English footballer (1884–?)

Joe Bradshaw (1884 – date unknown) was an English football player and manager.

==Playing career==
As a player, he started out at Woolwich Polytechnic before turning professional at Woolwich Arsenal, where his father Harry Bradshaw, was manager; however he never made a first-team appearance. After his father left to manage Fulham in 1904, Bradshaw had brief spells at West Norwood and Southampton before rejoining his father at his new club; he played as an outside right for Fulham in a five-year spell that saw the club win the Southern League title twice and join the Football League in 1907. He then had stints at Chelsea, Queens Park Rangers and Southend United.
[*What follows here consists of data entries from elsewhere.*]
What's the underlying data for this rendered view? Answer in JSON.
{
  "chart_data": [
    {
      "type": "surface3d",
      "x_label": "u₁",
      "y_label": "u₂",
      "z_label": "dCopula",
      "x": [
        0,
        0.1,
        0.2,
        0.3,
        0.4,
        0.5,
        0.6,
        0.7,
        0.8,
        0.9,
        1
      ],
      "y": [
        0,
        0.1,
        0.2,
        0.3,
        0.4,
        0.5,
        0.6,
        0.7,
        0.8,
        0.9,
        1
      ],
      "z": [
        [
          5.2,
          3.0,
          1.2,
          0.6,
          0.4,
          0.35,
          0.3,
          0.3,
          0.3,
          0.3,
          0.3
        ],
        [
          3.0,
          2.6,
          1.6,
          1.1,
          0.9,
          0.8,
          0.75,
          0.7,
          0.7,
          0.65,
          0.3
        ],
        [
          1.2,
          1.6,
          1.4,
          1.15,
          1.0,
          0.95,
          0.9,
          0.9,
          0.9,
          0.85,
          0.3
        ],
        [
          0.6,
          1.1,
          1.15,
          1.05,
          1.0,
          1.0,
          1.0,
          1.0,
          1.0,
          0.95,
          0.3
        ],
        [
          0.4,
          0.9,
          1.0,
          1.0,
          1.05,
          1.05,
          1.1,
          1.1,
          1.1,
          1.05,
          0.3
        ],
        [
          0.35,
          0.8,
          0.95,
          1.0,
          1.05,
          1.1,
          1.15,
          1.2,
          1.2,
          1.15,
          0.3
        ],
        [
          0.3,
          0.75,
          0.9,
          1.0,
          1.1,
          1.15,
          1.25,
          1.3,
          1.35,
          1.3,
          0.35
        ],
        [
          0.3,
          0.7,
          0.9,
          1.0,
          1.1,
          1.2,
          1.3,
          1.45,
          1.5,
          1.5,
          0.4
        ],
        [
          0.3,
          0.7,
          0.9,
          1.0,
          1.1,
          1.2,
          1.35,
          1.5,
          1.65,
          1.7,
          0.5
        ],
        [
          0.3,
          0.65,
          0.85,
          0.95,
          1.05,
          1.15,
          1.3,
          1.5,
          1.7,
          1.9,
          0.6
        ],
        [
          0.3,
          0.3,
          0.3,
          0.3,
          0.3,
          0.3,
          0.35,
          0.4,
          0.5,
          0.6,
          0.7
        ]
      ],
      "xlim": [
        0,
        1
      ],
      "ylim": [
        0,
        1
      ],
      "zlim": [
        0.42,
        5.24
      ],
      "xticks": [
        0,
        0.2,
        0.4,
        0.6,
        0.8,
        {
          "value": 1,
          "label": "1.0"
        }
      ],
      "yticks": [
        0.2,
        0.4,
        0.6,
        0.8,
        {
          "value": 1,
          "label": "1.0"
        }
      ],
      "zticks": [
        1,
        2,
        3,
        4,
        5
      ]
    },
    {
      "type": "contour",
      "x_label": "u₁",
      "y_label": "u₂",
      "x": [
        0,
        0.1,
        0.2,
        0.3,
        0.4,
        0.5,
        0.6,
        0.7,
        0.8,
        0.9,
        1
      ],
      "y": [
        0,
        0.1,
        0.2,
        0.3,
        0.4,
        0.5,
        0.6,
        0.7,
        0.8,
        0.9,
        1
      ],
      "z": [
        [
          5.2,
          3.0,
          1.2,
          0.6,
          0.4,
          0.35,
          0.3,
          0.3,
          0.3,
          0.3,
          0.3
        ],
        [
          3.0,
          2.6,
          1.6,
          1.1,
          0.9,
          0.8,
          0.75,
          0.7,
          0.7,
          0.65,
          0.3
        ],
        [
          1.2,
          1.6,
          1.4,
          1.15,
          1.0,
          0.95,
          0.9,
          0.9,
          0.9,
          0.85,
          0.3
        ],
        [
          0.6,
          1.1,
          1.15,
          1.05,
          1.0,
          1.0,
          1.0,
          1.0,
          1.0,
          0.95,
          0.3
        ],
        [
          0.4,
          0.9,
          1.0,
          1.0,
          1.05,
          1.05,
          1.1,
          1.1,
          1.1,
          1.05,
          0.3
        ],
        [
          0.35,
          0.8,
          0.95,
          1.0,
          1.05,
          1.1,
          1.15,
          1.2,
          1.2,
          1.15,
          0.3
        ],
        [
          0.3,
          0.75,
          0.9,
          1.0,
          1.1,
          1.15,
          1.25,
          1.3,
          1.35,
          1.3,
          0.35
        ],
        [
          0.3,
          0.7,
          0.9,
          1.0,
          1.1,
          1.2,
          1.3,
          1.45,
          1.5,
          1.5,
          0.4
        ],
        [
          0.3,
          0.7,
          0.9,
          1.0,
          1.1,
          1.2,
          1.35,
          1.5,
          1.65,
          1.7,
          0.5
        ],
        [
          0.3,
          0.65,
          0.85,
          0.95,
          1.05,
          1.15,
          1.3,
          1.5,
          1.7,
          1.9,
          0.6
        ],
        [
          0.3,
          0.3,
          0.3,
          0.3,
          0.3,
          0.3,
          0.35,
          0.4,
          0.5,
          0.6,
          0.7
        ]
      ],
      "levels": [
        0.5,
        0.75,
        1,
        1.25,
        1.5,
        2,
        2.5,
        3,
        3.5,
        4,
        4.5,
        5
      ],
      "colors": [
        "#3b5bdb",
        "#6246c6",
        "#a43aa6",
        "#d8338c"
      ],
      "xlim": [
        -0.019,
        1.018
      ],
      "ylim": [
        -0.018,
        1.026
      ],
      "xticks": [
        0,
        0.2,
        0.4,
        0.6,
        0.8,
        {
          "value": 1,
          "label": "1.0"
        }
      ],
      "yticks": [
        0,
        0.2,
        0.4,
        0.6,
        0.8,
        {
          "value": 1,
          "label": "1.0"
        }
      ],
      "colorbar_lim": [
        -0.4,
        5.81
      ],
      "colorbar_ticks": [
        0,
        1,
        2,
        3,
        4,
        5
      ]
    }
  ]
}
His brother, William, also played for Woolwich Arsenal and Fulham under their father.

==Coaching career==
Bradshaw became player-manager of Southend United in 1912 (from a part-time basis only in 1913), winning promotion to the Southern League First Division, and seeing the club through World War I. In 1919 he moved to Swansea Town and spent seven years there, winning the Third Division South title in 1924–25, before being tempted by one of his former clubs; he moved back to Fulham, following in the footsteps of his father. His reign at Fulham was not auspicious - overseeing relegation to the Third Division South and failing to regain promotion. In 1929 he moved to Bristol City, whom he managed for three years.